Her penchant for wildly colorful stones and creative story-telling can also be seen in the new Color Theory collection. Comprised of rings, pendants, necklaces, and bracelets all set with a rainbow of classic and unconventional color combinations, the designer considers it a look back at her roots. “It’s playing with color, which sort of goes back to my roots of when I started making jewelry and looking at jewelry and learning about the history of jewelry and gold back in the 1980s,” she says. “My very first pieces were archeologically inspired. So they were mostly gold. That was my first introduction to the artisans. I was having them work with gold granulation, but then I moved into sort of looking back at my own art history studies of Byzantine jewelry. That's when I started introducing colored gemstones.” St. Clair added in her own modern dose of inspiration, as she was influenced by the colors seen in the paintings of the Hilma af Klint exhibition at the Guggenheim in 2019.

Despite all of this, the Temple St. Clair’s biggest staple over the years might just be the amulet. Encased in 18k gold, the designer has used shiny, illuminative rock crystal as the base for different creations. “I go back and think of the history of jewelry and really, the concept of the amulet is rooted in the beginning of the history of jewelry,” she explains. She can often be seen wearing some iteration of it herself. “I get up every day, I put an amulet on and I love to think it has magical protective powers—some people think rock crystal does bring clarity.”

Right now, with most of Italy on lockdown from COVID-19, preserving the craftsmanship of the artisans who work directly on the Temple St. Clair brand has never been more important. “It's such a poignant moment right now,” she explains. “We’ve been continuing to work on major pieces remotely, and luckily, some of our goldsmiths have benches at their houses.”
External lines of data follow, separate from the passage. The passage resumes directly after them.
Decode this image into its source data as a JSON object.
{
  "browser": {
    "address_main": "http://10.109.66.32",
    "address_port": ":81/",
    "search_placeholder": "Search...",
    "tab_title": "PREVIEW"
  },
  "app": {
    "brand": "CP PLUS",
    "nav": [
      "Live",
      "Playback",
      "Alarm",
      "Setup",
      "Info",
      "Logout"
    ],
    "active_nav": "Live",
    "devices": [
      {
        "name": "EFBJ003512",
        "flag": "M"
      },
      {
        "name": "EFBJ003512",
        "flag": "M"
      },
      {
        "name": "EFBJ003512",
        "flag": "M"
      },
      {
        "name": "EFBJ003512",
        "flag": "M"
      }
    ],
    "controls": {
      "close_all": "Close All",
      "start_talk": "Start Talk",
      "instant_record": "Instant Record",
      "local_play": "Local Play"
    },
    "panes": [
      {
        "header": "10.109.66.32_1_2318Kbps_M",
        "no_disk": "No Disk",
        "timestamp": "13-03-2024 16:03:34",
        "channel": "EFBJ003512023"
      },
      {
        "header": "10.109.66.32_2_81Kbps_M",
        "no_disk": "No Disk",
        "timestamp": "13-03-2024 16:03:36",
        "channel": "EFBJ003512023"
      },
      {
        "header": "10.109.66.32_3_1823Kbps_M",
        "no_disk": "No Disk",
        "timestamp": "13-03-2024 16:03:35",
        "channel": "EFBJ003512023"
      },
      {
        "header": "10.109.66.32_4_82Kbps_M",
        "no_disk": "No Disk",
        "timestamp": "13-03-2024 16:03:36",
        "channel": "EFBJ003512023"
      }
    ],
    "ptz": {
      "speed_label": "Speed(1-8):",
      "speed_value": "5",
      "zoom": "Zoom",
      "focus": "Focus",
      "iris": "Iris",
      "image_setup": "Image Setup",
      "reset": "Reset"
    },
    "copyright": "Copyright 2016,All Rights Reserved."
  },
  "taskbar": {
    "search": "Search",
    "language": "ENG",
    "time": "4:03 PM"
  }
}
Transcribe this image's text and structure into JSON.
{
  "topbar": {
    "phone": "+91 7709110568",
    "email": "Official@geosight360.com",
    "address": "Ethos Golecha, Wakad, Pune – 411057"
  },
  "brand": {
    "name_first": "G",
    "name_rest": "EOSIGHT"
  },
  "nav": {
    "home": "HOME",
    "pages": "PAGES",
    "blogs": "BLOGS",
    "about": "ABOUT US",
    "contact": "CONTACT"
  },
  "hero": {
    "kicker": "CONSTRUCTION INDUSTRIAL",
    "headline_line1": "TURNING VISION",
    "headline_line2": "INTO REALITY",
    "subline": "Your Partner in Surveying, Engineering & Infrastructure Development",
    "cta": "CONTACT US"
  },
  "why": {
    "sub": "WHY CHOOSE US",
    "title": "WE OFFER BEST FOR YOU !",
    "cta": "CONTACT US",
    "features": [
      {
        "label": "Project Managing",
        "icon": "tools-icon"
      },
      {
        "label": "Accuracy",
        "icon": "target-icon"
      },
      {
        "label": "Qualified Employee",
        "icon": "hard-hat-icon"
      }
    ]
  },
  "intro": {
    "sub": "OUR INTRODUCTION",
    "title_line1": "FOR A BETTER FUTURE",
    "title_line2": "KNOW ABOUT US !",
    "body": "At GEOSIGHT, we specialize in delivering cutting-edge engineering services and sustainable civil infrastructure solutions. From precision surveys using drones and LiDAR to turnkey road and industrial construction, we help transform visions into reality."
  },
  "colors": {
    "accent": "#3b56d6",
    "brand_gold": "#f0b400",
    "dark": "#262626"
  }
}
At the end of the day, the designer’s biggest goal is bringing an element of story-telling to each and every piece, and above all, inspiring her clients. “If I can bring meaning and joy and inspiration to each individual collector in their own individual way, that's my biggest success,” explains St. Clair. “I’m not trying to just make a pretty thing, I'm trying to make stunning, beautiful things of high quality. But also they have to have something else to them.”